Kevin Gunn has experience and vision that will be invaluable as we formulate Missouri’s energy policy for the coming decades. A key part of that will be wise investment in renewable energy sources, and Kevin will give us strong leadership on that issue. I appreciate Commissioner Robert Clayton’s service as chairman of the PSC for the past two years in standing up for the fair treatment of Missouri energy consumers, and look forward to his continued good work on the commission.

Missouri RES Provisions Still in Flux

As I briefly mentioned above, in 2008, Missouri voters approved ballot initiative Proposition C by 66% of the vote. Proposition C requires electric utilities to obtain 15% of their electricity from renewable sources by 2021, and includes a cost cap that limited the increase to retail rates resulting from compliance with the mandate to an average annual 1%. However, the language of the ballot measure was ambiguous, and a controversy over the voters’ intent continues to be debated by legislators as they work to clarify the statute.

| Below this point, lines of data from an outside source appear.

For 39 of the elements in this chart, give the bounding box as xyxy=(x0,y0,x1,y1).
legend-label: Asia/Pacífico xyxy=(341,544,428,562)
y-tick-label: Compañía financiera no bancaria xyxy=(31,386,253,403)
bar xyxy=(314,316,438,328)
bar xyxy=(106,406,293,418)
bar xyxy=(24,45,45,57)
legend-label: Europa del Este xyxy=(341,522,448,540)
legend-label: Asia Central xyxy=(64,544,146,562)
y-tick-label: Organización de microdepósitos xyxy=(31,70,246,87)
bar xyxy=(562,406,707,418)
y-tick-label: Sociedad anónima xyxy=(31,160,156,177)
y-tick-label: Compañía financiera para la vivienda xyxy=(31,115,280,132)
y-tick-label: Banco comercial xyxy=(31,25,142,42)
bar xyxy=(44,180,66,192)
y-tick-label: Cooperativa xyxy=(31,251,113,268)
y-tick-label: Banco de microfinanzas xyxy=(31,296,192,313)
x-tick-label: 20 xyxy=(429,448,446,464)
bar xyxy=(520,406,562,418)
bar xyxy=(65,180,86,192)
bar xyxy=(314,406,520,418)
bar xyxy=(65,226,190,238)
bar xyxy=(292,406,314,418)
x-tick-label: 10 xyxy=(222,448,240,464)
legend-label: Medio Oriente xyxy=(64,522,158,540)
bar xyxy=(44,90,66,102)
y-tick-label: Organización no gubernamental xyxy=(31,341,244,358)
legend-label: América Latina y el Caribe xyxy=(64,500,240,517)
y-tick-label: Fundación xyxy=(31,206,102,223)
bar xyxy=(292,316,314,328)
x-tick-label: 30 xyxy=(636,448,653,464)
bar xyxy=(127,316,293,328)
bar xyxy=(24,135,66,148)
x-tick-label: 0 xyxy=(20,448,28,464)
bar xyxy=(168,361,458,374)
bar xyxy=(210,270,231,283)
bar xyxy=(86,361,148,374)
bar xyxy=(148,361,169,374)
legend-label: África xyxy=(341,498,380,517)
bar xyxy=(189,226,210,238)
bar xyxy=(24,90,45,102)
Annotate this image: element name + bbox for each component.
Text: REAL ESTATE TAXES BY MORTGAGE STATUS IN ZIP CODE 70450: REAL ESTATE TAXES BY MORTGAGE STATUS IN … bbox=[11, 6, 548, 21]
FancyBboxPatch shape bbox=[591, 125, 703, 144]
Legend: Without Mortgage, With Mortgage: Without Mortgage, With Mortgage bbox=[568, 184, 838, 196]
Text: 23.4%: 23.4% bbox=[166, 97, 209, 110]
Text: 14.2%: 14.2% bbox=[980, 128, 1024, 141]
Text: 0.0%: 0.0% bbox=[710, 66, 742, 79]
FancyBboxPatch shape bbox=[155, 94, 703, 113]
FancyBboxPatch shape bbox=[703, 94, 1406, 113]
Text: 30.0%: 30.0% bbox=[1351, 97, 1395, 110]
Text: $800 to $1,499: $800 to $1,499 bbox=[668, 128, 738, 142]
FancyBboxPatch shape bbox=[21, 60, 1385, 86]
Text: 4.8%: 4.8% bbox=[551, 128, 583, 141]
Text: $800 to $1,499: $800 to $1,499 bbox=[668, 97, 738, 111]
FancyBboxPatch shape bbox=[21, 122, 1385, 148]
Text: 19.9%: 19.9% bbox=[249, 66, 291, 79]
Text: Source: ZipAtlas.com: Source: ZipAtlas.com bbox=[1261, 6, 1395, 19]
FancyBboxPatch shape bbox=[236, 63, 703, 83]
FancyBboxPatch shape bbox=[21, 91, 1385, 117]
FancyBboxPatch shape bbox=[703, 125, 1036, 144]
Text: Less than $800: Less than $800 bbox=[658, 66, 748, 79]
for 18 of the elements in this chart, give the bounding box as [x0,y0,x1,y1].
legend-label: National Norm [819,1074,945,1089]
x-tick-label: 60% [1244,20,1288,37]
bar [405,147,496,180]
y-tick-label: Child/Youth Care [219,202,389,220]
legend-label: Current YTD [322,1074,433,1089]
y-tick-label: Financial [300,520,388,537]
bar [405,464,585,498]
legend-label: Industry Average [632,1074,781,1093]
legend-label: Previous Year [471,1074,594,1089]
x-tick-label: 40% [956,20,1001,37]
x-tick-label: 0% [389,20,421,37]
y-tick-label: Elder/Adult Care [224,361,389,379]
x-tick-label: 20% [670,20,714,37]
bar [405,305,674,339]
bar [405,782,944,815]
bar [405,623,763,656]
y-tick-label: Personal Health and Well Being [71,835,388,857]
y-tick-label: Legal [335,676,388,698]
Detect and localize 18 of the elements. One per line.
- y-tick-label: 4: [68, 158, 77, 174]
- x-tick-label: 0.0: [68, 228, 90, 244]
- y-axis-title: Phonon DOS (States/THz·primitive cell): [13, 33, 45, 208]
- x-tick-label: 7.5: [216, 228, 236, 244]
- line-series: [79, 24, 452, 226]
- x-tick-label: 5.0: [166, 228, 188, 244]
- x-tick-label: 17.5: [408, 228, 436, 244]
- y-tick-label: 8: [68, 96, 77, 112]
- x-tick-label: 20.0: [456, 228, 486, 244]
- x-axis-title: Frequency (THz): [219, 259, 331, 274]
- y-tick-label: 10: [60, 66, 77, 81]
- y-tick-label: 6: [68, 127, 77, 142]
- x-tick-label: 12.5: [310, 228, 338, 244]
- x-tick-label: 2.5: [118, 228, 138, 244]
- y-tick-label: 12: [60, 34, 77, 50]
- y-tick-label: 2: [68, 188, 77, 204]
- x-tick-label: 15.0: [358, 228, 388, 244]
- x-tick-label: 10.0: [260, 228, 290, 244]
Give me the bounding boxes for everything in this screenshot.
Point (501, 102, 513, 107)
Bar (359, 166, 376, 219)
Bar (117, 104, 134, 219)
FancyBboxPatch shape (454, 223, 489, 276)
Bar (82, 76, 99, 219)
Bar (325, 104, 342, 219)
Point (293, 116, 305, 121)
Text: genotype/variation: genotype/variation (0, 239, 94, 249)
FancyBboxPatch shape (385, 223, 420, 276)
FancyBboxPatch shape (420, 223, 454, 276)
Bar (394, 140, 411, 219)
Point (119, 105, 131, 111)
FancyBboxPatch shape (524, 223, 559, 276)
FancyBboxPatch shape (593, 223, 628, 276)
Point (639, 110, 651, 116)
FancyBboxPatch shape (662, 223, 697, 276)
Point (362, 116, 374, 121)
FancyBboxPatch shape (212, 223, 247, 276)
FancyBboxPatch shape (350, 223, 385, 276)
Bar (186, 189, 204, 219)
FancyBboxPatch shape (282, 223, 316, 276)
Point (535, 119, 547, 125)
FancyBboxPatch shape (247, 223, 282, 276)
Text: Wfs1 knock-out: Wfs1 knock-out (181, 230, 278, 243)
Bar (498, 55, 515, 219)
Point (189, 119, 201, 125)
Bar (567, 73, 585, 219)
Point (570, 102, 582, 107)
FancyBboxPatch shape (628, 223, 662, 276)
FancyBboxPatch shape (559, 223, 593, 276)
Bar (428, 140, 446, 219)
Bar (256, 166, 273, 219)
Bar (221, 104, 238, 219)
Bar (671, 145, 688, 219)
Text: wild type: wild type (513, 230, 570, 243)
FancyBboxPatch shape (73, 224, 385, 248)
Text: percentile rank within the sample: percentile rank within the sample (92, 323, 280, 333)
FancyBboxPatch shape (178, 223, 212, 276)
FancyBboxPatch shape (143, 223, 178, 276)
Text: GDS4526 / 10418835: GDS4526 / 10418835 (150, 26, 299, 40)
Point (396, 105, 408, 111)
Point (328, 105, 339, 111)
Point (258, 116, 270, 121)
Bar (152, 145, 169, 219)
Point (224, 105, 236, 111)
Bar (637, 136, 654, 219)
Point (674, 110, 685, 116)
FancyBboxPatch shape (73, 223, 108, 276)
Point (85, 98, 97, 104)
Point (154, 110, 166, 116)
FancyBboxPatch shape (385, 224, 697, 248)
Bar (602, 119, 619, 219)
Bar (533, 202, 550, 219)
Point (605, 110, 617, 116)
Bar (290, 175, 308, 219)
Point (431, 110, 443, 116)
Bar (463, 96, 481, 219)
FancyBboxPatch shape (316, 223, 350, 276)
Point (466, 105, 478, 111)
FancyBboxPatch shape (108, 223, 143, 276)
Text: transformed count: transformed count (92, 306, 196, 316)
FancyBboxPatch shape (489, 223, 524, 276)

There are a number of issues at the heart of this debate, but perhaps the most contentious is whether the renewable energy has to be generated in or delivered to Missouri, as opposed to allowing a Missouri utility to buy a REC (renewable energy credit) from another location in order to meet the RES requirement. 

I have discussed the importance of geographic sourcing requirements before, and this is yet another excellent example of how important the issue can be in practice.  Public utilities justifiably want to purchase RECs from projects located in other states, because those RECs are almost always cheaper than building their own generation or buying RECs from projects within Missouri.  Nonetheless, allowing for the purchase of out of state RECs effectively destroys the incentive to develop renewable projects within the states, as there is no longer any guarantee for project developers that the energy that they generate will be purchased by the utilities.

To address the contentious issues surrounding the RES, the Missouri Speaker of the House formed a Special Committee on Renewable Energy and appointed Representative Jason Holsman, a Democrat from Jackson County, to chair the Committee.  Rep. Holsman, a supporter of renewable energy, filed legislation (HB 613) to address the Prop C issues.   Among other things, this legislation specified that utilities can only satisfy their RES requirement with energy that is generated within the state, or energy that can serve Missouri customers. 

To complicate the political dynamics on this issue, a nuclear cost recovery bill was also proposed that, in many peoples’ eyes, may have hindered passage of HB 613. Through this bill, Ameren and the other regulated electric utilities, the electric cooperatives, and the municipal utilities proposed allowing Ameren to recover the costs of obtaining an early site permit from ratepayers for the construction of a new nuclear plant. There was strong opposition to the bill from certain members of the Senate and all efforts to move the bill forward were stalled. Though the two bills were unrelated on their face, the nuclear bill and the renewable energy bill have been indirectly associated with one another, and a loss of momentum for the nuclear bill harmed the chances of any success for the Proposition C revisions.

Ultimately, it will still be a while longer before we know the fate of Missouri’s Renewable Energy Standard.  The Missouri legislative session concluded on May 13, 2011, and no progress was made on either of the bills prior to the conclusion of the session.